Only in 2020 Part 2: Beautiful Days vs Puddlefest

from Today's Calls: Pandemic Pieces on BBC Radio Devon by Kimwei



“The problem,” you told me, as we sat in the pouring rain under bright floral festival ponchos, drinking coffee on opposite benches in the park, “is that the weather doesn’t know that Beautiful Days isn’t happening. I mean think about it - the weather has always loved mocking a festival that basically dares to call itself after a ‘nice summer’s day’ - the logo is even a great big sun with rays beaming out. And now, along with every other festival, it’s cancelled yet we still have to deal with this abhorrent weather,” you stick you upturned palm out from under your poncho as though you might not otherwise have known it was raining, “because no-one’s mentioned the change of plans to the rain clouds.”

“And,” your wife picks up, as she always does, because you both are that particular way with each other that I had almost forgotten what with barely seeing you since March 23rd, “and, what’s more, where will we buy our summer clothes this year? Beautiful Days always has the best stalls and I always get a wraparound skirt. This one is wearing out.” She points…I couldn’t see if I tried, my glasses are filled with water. Through them I can just make out the embryonic stream forming and flowing around my feet, running down this tarmac path, under my bench and beyond until eventually I suppose it will reach the road where I like to imagine it pouring lazily into one of the cavernous monsoon drains of my mother’s country (Malaysia, where drains are so big that motorcycles sometimes come a cropper and are lost in them). Instead, we only have little metal grills in the ground that are unable to cope and I heard this morning that Longbrook Street is flooding.

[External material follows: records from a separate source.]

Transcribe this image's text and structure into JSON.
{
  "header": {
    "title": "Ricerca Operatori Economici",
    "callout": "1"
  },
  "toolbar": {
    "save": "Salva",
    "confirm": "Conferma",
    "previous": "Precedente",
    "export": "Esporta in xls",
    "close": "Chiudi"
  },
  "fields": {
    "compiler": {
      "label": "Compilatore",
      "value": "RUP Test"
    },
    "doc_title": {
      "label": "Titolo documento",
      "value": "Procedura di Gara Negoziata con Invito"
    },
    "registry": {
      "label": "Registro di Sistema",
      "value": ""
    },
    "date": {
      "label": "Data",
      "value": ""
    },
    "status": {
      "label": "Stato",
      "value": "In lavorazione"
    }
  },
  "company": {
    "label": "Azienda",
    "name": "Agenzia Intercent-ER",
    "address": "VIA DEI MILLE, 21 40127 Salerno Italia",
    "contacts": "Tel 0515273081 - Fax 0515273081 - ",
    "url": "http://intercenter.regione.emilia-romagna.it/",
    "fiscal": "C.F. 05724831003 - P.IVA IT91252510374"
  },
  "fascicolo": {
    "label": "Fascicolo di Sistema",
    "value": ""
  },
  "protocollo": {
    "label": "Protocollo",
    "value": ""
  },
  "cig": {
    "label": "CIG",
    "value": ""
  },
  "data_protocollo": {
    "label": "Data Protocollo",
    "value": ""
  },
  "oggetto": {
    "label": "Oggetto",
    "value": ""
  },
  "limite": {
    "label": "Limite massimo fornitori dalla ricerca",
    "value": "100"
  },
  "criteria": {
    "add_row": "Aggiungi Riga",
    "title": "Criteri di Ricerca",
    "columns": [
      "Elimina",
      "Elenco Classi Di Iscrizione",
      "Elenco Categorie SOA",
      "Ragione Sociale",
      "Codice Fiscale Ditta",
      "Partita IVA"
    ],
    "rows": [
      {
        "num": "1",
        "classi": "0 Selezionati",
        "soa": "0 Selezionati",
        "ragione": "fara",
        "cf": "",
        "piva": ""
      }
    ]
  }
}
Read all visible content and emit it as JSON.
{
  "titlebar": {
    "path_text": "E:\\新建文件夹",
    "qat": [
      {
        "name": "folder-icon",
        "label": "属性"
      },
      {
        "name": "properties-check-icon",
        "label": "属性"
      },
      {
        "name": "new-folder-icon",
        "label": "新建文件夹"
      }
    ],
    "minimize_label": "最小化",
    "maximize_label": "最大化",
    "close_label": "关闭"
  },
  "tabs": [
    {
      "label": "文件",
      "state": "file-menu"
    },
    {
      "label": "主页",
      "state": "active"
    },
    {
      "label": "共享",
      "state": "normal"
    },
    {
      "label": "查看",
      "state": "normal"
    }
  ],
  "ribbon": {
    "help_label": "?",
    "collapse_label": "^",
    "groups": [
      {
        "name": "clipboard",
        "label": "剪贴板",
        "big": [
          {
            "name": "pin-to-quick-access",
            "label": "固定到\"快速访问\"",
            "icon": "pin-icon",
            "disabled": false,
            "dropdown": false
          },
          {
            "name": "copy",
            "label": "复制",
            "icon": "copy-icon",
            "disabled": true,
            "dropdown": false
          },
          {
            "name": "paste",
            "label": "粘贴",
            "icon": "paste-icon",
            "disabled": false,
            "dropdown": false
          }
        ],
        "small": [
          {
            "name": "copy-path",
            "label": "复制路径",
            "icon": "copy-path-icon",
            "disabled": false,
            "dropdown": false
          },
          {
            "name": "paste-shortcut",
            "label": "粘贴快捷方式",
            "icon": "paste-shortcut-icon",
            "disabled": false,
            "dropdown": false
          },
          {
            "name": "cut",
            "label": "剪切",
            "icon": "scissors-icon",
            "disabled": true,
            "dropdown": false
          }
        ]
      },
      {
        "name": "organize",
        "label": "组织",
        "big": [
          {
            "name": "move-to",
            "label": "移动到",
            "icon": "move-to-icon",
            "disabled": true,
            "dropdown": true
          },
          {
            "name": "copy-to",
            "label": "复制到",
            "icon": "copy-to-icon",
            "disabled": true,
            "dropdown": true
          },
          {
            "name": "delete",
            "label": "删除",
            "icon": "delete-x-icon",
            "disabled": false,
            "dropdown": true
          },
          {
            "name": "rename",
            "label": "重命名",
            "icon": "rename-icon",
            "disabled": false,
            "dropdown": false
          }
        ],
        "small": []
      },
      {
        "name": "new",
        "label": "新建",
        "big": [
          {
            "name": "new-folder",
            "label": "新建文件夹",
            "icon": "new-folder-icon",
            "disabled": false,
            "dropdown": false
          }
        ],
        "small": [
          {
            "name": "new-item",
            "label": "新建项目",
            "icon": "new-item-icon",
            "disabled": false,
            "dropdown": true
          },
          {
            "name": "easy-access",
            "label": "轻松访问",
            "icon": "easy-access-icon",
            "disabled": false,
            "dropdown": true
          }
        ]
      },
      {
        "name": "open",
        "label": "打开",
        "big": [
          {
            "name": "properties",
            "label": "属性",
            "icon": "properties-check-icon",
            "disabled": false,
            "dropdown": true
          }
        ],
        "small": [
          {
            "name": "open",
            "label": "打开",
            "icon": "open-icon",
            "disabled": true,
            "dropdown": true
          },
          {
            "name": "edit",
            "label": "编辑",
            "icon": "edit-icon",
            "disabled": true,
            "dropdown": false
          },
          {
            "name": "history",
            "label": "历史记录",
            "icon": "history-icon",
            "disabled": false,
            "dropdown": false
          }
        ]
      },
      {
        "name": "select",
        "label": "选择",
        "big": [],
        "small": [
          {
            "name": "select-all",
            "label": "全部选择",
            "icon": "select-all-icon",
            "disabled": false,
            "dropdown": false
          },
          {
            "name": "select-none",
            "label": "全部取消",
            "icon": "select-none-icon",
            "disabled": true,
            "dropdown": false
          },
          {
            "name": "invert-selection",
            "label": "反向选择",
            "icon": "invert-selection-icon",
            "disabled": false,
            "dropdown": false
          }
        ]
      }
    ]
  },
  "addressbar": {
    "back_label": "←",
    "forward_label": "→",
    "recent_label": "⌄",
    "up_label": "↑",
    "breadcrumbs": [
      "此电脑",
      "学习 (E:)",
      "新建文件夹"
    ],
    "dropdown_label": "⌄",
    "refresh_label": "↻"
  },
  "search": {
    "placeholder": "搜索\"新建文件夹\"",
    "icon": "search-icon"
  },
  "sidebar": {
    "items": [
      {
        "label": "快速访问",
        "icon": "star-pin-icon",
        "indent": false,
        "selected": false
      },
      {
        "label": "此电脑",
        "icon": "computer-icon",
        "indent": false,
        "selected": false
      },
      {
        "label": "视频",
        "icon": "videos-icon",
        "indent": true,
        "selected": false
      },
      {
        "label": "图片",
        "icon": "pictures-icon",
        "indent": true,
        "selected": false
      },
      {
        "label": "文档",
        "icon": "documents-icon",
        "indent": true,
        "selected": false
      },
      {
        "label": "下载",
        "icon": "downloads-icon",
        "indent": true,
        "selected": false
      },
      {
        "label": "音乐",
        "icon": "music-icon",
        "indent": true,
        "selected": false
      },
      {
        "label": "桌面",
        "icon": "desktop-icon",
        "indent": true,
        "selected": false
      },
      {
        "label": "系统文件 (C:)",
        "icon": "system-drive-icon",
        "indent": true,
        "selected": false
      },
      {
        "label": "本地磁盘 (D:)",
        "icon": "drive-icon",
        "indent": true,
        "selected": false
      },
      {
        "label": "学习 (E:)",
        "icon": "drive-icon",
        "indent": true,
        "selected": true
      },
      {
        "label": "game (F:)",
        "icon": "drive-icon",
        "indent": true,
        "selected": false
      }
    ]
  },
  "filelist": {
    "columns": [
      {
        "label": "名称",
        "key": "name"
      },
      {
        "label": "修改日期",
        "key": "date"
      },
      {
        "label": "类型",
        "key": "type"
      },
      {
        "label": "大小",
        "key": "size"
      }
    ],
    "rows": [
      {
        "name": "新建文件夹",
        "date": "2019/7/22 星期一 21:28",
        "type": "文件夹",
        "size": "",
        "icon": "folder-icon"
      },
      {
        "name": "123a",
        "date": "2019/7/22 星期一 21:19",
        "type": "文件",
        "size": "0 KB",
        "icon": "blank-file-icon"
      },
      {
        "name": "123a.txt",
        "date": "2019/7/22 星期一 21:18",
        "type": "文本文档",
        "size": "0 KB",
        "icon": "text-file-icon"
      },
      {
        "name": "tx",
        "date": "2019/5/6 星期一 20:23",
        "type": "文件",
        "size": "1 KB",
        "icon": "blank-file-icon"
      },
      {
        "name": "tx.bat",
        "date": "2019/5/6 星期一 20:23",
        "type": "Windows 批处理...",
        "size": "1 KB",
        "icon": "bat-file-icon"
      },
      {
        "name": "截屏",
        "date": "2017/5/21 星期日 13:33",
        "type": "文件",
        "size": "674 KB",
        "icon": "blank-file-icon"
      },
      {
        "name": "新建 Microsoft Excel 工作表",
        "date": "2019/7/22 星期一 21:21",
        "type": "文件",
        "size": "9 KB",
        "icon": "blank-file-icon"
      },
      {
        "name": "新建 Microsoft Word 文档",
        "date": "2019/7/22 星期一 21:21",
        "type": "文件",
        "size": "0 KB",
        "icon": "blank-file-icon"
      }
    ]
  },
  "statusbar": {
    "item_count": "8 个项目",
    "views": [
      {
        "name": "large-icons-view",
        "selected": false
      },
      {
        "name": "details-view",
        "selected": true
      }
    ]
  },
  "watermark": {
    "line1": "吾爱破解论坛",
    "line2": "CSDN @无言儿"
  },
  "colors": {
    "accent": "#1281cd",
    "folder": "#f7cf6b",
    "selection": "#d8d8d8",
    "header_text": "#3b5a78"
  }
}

It is not the first time this week that I have mistakenly thought for a moment that I am in the tropics. Just a few days ago I was looking at the 36 degree reading that my household thermometer showed and the distinct humidity of the afternoon fooled my skin into memories of living on the equator - a trick that frightened it so that it prickled not just with the heat but with the shock of this reality: we have changed our climate - it’s happened - scientists with sad faces tell us so.

That same afternoon I caught my flatmate, mad with heatstroke, pumping up an inflatable bath in our concrete backyard, filling it with the garden hose and shouting “It works! It’s works!” before jumping in with all her clothes on because she couldn’t wait, and then we had to put her mobile phone in a bag of rice in the conservatory to dry it out. I remember that it was in the midst of the scorching weather that you both called and asked to meet and I suggested the park would be lovely today and now we’re sitting as soaked as rats who are each one raincoat away from drowning.

“More coffee?” your wife asks, holding out a large French press, because we may be daft but we DO have our standards, and I reach out gratefully with my Glastonbury souvenir plastic cup.
“Of course,” she continues, “Cynthia is determined to have her 50th anyway rain or shine. She’s up on the moors, if you didn’t know, so we can pitch the tipi, bring out the stage lights and the music can be as loud as the cows can stand! Just a few people. Joint celebration for her son of course because he’s just got his A-Levels results now. I reckon his teacher predicted him better than he mighta done anyways. He says he’ll DJ - they’ve got that solar powered rig. You want to come?”
I smile, take another sip of coffee and say, “Never underestimate the ability of the British public to insist on turning up to a field and turning it into a festival.”
We all laugh then. I take off my glasses and wipe them with the last dry corner of my shirt, and soon the world becomes a little clearer. At the bottom of the path, where the stream beneath my bench is flowing to, mother’s stand socially distanced around a giant puddle, whilst their wellied toddlers take turns jumping in and squealing with delight. PuddleFest I think to myself, coming to a park near you, avoid spreading the virus whilst enjoying the simple pleasures of splashing around, waterproof masks for sale on site, available in many cheerful colours, bring your own candy floss and popcorn, only in 2020.